The ‘public health approach’ to crime reduction only enriches nonprofits
For several years now, the City of Minneapolis has more and more taken a “public health approach” to fighting crime, relying less on police and law enforcement and more on nonprofit “violence interrupters” and the like.
To coordinate this new approach, the city formed a Neighborhood Safety Office. How effective is it? Unfortunately, the Office hasn’t issued a report on its activities since 2021, when it was still called the Office of Violence Prevention.
Now a local lawyer is suing the city over how they award grants to nonprofits. The Minneapolis Star Tribune published a lengthy article (worth your time) about the lawsuit and the history of the Neighborhood Safety Office.
My colleague David Zimmer gives his take on the controversy here. I’m more interested in who within the nonprofit world is getting this money.

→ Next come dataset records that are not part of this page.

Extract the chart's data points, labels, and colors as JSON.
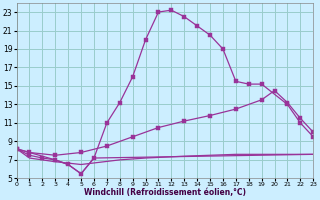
{
  "xlabel": "Windchill (Refroidissement éolien,°C)",
  "bg_color": "#cceeff",
  "grid_color": "#99cccc",
  "line_color": "#993399",
  "xlim": [
    0,
    23
  ],
  "ylim": [
    5,
    24
  ],
  "xticks": [
    0,
    1,
    2,
    3,
    4,
    5,
    6,
    7,
    8,
    9,
    10,
    11,
    12,
    13,
    14,
    15,
    16,
    17,
    18,
    19,
    20,
    21,
    22,
    23
  ],
  "yticks": [
    5,
    7,
    9,
    11,
    13,
    15,
    17,
    19,
    21,
    23
  ],
  "curve1_x": [
    0,
    1,
    2,
    3,
    4,
    5,
    6,
    7,
    8,
    9,
    10,
    11,
    12,
    13,
    14,
    15,
    16,
    17,
    18,
    19,
    21,
    22,
    23
  ],
  "curve1_y": [
    8.2,
    7.5,
    7.2,
    7.0,
    6.5,
    5.5,
    7.2,
    11.0,
    13.2,
    16.0,
    20.0,
    23.0,
    23.2,
    22.5,
    21.5,
    20.5,
    19.0,
    15.5,
    15.2,
    15.2,
    13.0,
    11.0,
    9.5
  ],
  "curve2_x": [
    0,
    1,
    3,
    5,
    7,
    9,
    11,
    13,
    15,
    17,
    19,
    20,
    21,
    22,
    23
  ],
  "curve2_y": [
    8.2,
    7.8,
    7.5,
    7.8,
    8.5,
    9.5,
    10.5,
    11.2,
    11.8,
    12.5,
    13.5,
    14.5,
    13.2,
    11.5,
    10.0
  ],
  "curve3_x": [
    0,
    1,
    2,
    3,
    5,
    8,
    10,
    13,
    15,
    17,
    19,
    20,
    21,
    22,
    23
  ],
  "curve3_y": [
    8.2,
    7.2,
    7.0,
    6.8,
    6.5,
    7.0,
    7.2,
    7.4,
    7.5,
    7.6,
    7.6,
    7.6,
    7.6,
    7.6,
    7.6
  ],
  "curve4_x": [
    0,
    3,
    4,
    5,
    6,
    23
  ],
  "curve4_y": [
    8.2,
    7.0,
    6.5,
    5.5,
    7.2,
    7.6
  ]
}
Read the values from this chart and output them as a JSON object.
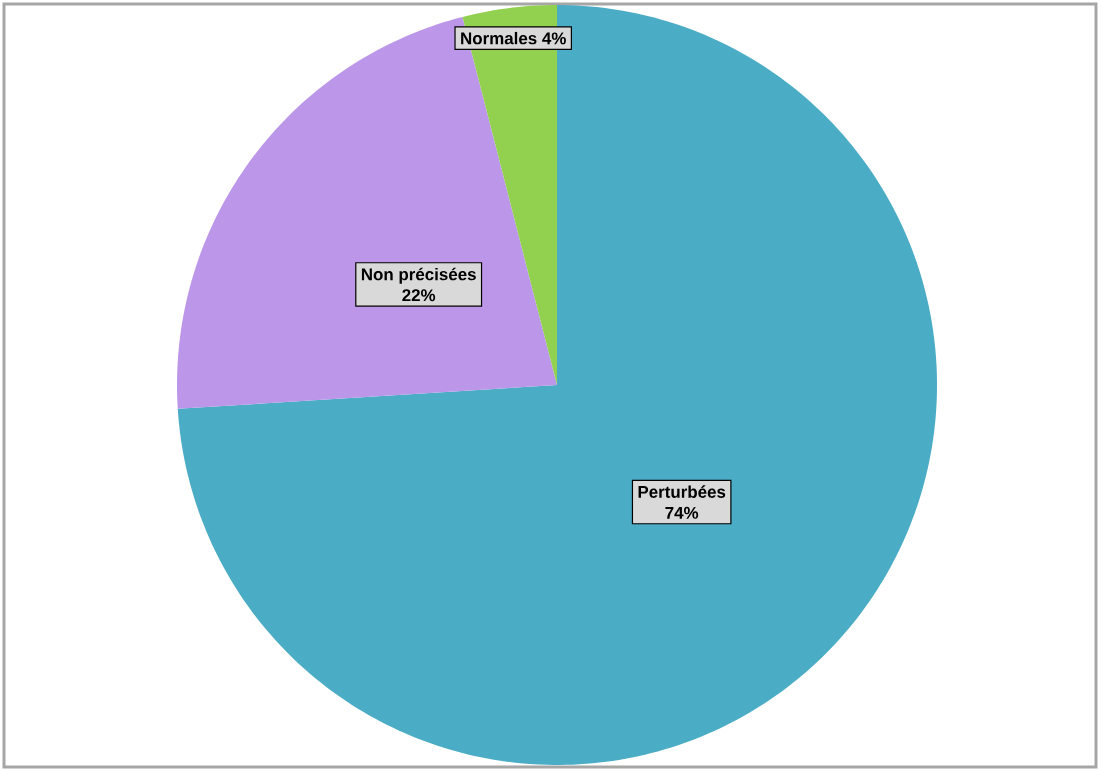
{
  "chart_data": {
    "type": "pie",
    "categories": [
      "Perturbées",
      "Non précisées",
      "Normales"
    ],
    "values": [
      74,
      22,
      4
    ],
    "colors": [
      "#4bacc6",
      "#bc96e8",
      "#92d050"
    ],
    "value_labels": [
      "74%",
      "22%",
      "4%"
    ],
    "data_labels": true
  }
}
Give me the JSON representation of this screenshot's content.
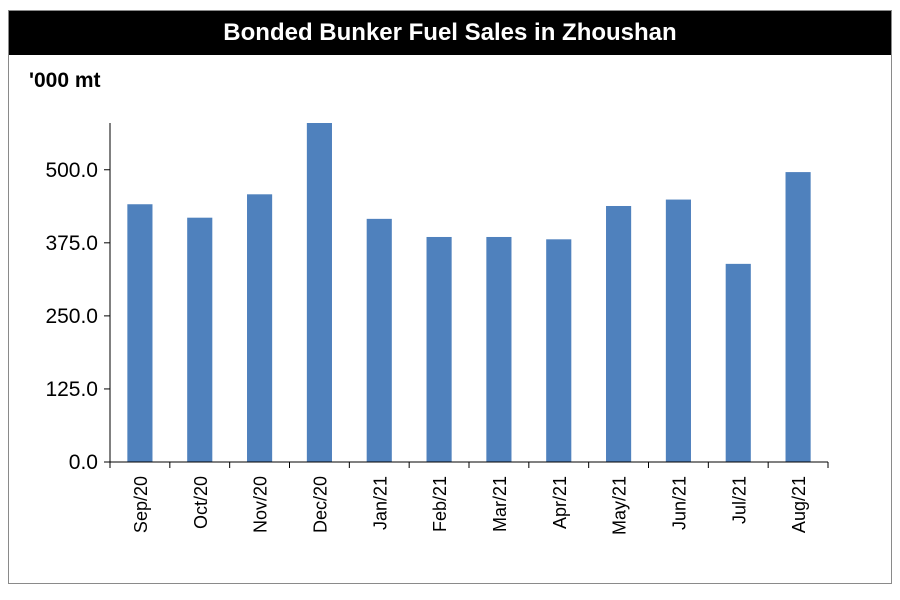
{
  "chart_data": {
    "type": "bar",
    "title": "Bonded Bunker Fuel Sales in Zhoushan",
    "unit_label": "'000 mt",
    "xlabel": "",
    "ylabel": "",
    "categories": [
      "Sep/20",
      "Oct/20",
      "Nov/20",
      "Dec/20",
      "Jan/21",
      "Feb/21",
      "Mar/21",
      "Apr/21",
      "May/21",
      "Jun/21",
      "Jul/21",
      "Aug/21"
    ],
    "series": [
      {
        "values": [
          441,
          418,
          458,
          580,
          416,
          385,
          385,
          381,
          438,
          449,
          339,
          496
        ]
      }
    ],
    "ylim": [
      0,
      580
    ],
    "yticks": [
      0,
      125,
      250,
      375,
      500
    ],
    "ytick_labels": [
      "0.0",
      "125.0",
      "250.0",
      "375.0",
      "500.0"
    ],
    "grid": false,
    "legend": "none",
    "bar_color": "#4f81bd"
  }
}
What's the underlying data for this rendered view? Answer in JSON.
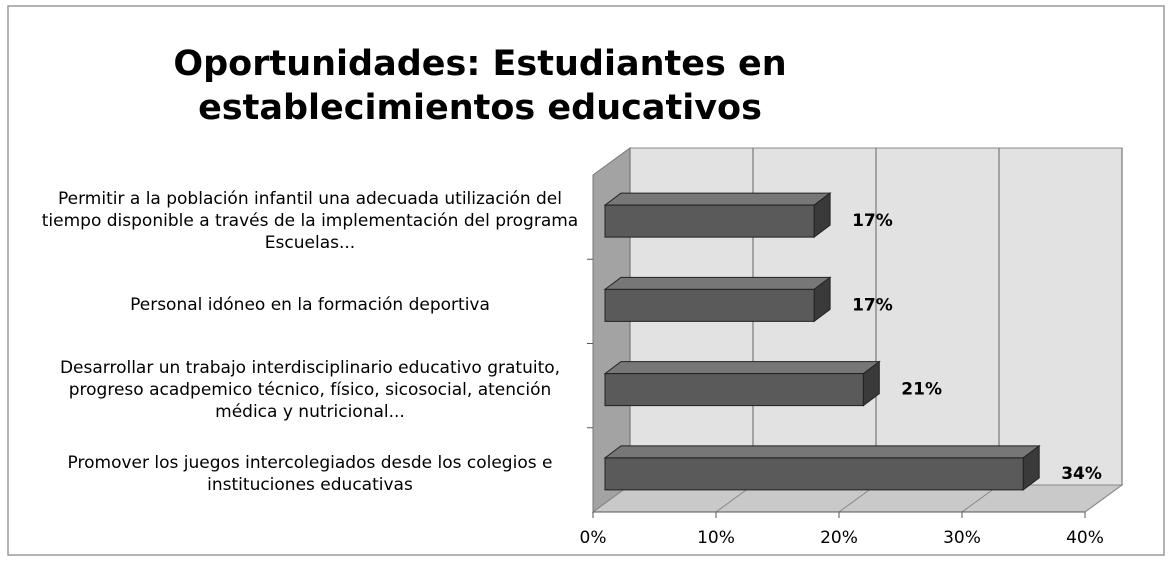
{
  "chart_data": {
    "type": "bar3d_horizontal",
    "title": "Oportunidades: Estudiantes en establecimientos educativos",
    "categories": [
      "Permitir a la población infantil una adecuada utilización del tiempo disponible a través de la implementación del programa Escuelas...",
      "Personal idóneo en la formación deportiva",
      "Desarrollar un trabajo interdisciplinario educativo gratuito, progreso acadpemico técnico, físico, sicosocial, atención médica y nutricional...",
      "Promover los juegos intercolegiados desde los colegios e instituciones educativas"
    ],
    "values": [
      17,
      17,
      21,
      34
    ],
    "value_labels": [
      "17%",
      "17%",
      "21%",
      "34%"
    ],
    "color": "#5a5a5a",
    "xlim": [
      0,
      40
    ],
    "xticks": [
      {
        "value": 0,
        "label": "0%"
      },
      {
        "value": 10,
        "label": "10%"
      },
      {
        "value": 20,
        "label": "20%"
      },
      {
        "value": 30,
        "label": "30%"
      },
      {
        "value": 40,
        "label": "40%"
      }
    ],
    "grid": true
  }
}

The Star Tribune article doesn’t name any names. The Office’s 2021 report (pages 5-8) lists the recipients of more than $7.5 million in taxpayer funds. Dozens of organizations are listed as having received money, ranging from as little as $1,000 to upwards of $1 million, each.
As I documented earlier, much of the 2021 money went to individuals and private (for-profit) companies. Some of the nonprofits were only recently incorporated and yet received substantial sums in 2021.
For example, one nonprofit first received its tax-exempt status in mid-2020, yet was awarded more than $400,000 in grants in 2021 from the city’s violence prevention program. In separate incidents in 2021, two of the nonprofit’s workers were charged in fights occurring outside of Cub Foods locations.
Another group, founded in 2021, was profiled last August by MPR. There do not appear to have been any tax returns filed for the new group, or its predecessor, since 2020.
You constantly see headlines on how crime is down in Minneapolis:
But the reality in the streets is exactly the opposite. The city’s official Crime Dashboard (updated daily) tracks 11 crime categories. Comparing 2023 year-to-date to last year, crime is up in seven categories. The city does slightly better against the three-year average with only six categories being up and five down.
Mostly, what the media is talking about is homicides. Minneapolis has recorded “only” 63 murders so far in 2023, versus 73 at this point last year, and below the three-year-average of 81.
Auto thefts, on the other hand, are out of control. They are approaching 7,000 year-to-date, thousands above last year and the three-year average.
Assaults are up over last year, so it’s not clear, exactly, what “violence” is being prevented.
Yet, the city adds $millions more to the effort, every year.